This autumn the newly-branded "school chic" is taking the fashion world by storm. Designers are trailing adventurous and sexy interpretations of uniform on the catwalk, influencing young buyers to spend hundreds of pounds jazzing up dowdy and restrictive school dress.
This month Teen Vogue recommends 65 top "back to school" buys such as mini-tartan kilts, argyle cardigans and knee-high socks. Girls can achieve "school chic" with accessories costing from pound;100 for a woollen vest to pound;200 for kitten heel shoes.
Celia Kirby, fashion assistant for the magazine, said: "We give girls ideas how to customise their school uniform. The biggest thing is individuality and all it takes is a cute pair of shoes or a great print."
Designers like Marc Jacobs, DKNY, Cacharel and Anna Sui are all launching new collections inspired by the schoolgirl look. Miss Sixty, the high street retailer, is selling ties, waistcoats and skirts made from a patchwork of ties. Sara Berman, a relatively new designer, has adopted a 1940s twee English style, which she feels is appealing to girls.
Ms Kirby said: "Designers are cashing in on a younger market and school chic is part of that. Girls are shopping non-stop, that is where the money is.
"The teens we work with are very fashion conscious: they will save money to invest in a few designer pieces.

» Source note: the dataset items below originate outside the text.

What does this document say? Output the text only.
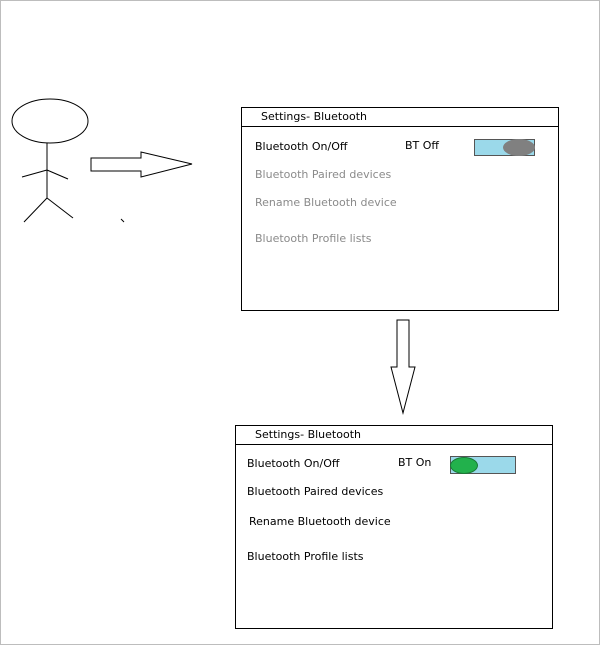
Settings- Bluetooth
Bluetooth On/Off	BT Off
Bluetooth Paired devices
Rename Bluetooth device
Bluetooth Profile lists
Settings- Bluetooth
Bluetooth On/Off	BT On
Bluetooth Paired devices
Rename Bluetooth device
Bluetooth Profile lists
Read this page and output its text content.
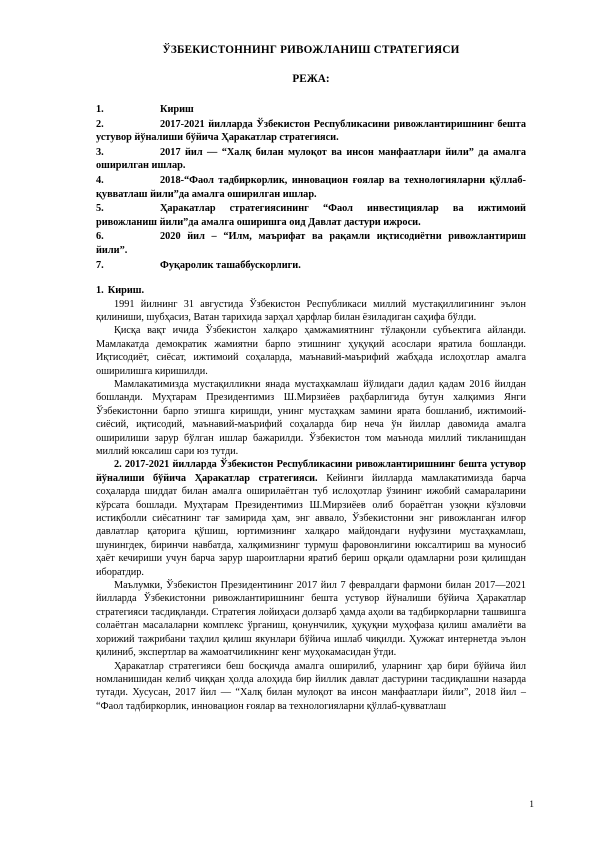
ЎЗБЕКИСТОННИНГ РИВОЖЛАНИШ СТРАТЕГИЯСИ
РЕЖА:
1.	Кириш
2.	2017-2021 йилларда Ўзбекистон Республикасини ривожлантиришнинг бешта устувор йўналиши бўйича Ҳаракатлар стратегияси.
3.	2017 йил — “Халқ билан мулоқот ва инсон манфаатлари йили” да амалга оширилган ишлар.
4.	2018-“Фаол тадбиркорлик, инновацион ғоялар ва технологияларни қўллаб-қувватлаш йили”да амалга оширилган ишлар.
5.	Ҳаракатлар стратегиясининг “Фаол инвестициялар ва ижтимоий ривожланиш йили”да амалга оширишга оид Давлат дастури ижроси.
6.	2020 йил – “Илм, маърифат ва рақамли иқтисодиётни ривожлантириш йили”.
7.	Фуқаролик ташаббускорлиги.
1. Кириш.

1991 йилнинг 31 августида Ўзбекистон Республикаси миллий мустақиллигининг эълон қилиниши, шубҳасиз, Ватан тарихида зарҳал ҳарфлар билан ёзиладиган саҳифа бўлди.

Қисқа вақт ичида Ўзбекистон халқаро ҳамжамиятнинг тўлақонли субъектига айланди. Мамлакатда демократик жамиятни барпо этишнинг ҳуқуқий асослари яратила бошланди. Иқтисодиёт, сиёсат, ижтимоий соҳаларда, маънавий-маърифий жабҳада ислоҳотлар амалга оширилишга киришилди.

Мамлакатимизда мустақилликни янада мустаҳкамлаш йўлидаги дадил қадам 2016 йилдан бошланди. Муҳтарам Президентимиз Ш.Мирзиёев раҳбарлигида бутун халқимиз Янги Ўзбекистонни барпо этишга киришди, унинг мустаҳкам замини ярата бошланиб, ижтимоий-сиёсий, иқтисодий, маънавий-маърифий соҳаларда бир неча ўн йиллар давомида амалга оширилиши зарур бўлган ишлар бажарилди. Ўзбекистон том маънода миллий тикланишдан миллий юксалиш сари юз тутди.

2. 2017-2021 йилларда Ўзбекистон Республикасини ривожлантиришнинг бешта устувор йўналиши бўйича Ҳаракатлар стратегияси. Кейинги йилларда мамлакатимизда барча соҳаларда шиддат билан амалга оширилаётган туб ислоҳотлар ўзининг ижобий самараларини кўрсата бошлади. Муҳтарам Президентимиз Ш.Мирзиёев олиб бораётган узоқни кўзловчи истиқболли сиёсатнинг тағ замирида ҳам, энг аввало, Ўзбекистонни энг ривожланган илғор давлатлар қаторига қўшиш, юртимизнинг халқаро майдондаги нуфузини мустаҳкамлаш, шунингдек, биринчи навбатда, халқимизнинг турмуш фаровонлигини юксалтириш ва муносиб ҳаёт кечириши учун барча зарур шароитларни яратиб бериш орқали одамларни рози қилишдан иборатдир.

Маълумки, Ўзбекистон Президентининг 2017 йил 7 февралдаги фармони билан 2017—2021 йилларда Ўзбекистонни ривожлантиришнинг бешта устувор йўналиши бўйича Ҳаракатлар стратегияси тасдиқланди. Стратегия лойиҳаси долзарб ҳамда аҳоли ва тадбиркорларни ташвишга солаётган масалаларни комплекс ўрганиш, қонунчилик, ҳуқуқни муҳофаза қилиш амалиёти ва хорижий тажрибани таҳлил қилиш якунлари бўйича ишлаб чиқилди. Ҳужжат интернетда эълон қилиниб, экспертлар ва жамоатчиликнинг кенг муҳокамасидан ўтди.

Ҳаракатлар стратегияси беш босқичда амалга оширилиб, уларнинг ҳар бири бўйича йил номланишидан келиб чиққан ҳолда алоҳида бир йиллик давлат дастурини тасдиқлашни назарда тутади. Хусусан, 2017 йил — “Халқ билан мулоқот ва инсон манфаатлари йили”, 2018 йил – “Фаол тадбиркорлик, инновацион ғоялар ва технологияларни қўллаб-қувватлаш

1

I do not know if it is the same for boys."
Childrenswear is the fast-growing sector of the UK clothing industry with expenditure increasing 60 per cent since 1991.
Fortunately for those mangers, a recent survey for Woolworths and mykindaplace.com shows that more than half of eight to 16-year-olds prefer to wear a uniform in school, to avoid playground peer pressure - as long as the uniform does not include a tie.
But tighter regulations can often mean greater expense and while a survey last year showed 89 per cent of parents preferred a uniform, it also revealed that a third were worried about cost.
The National Association of Citizens Advice Bureaux is now petitioning ministers to monitor demands for expensive items, such as blazers, more strictly.
Katie Lane, its social policy officer, said: "Dress codes are becoming stricter as schools compete to look smart. Uniform should be simple to stop competitiveness among children and to keep it cheap."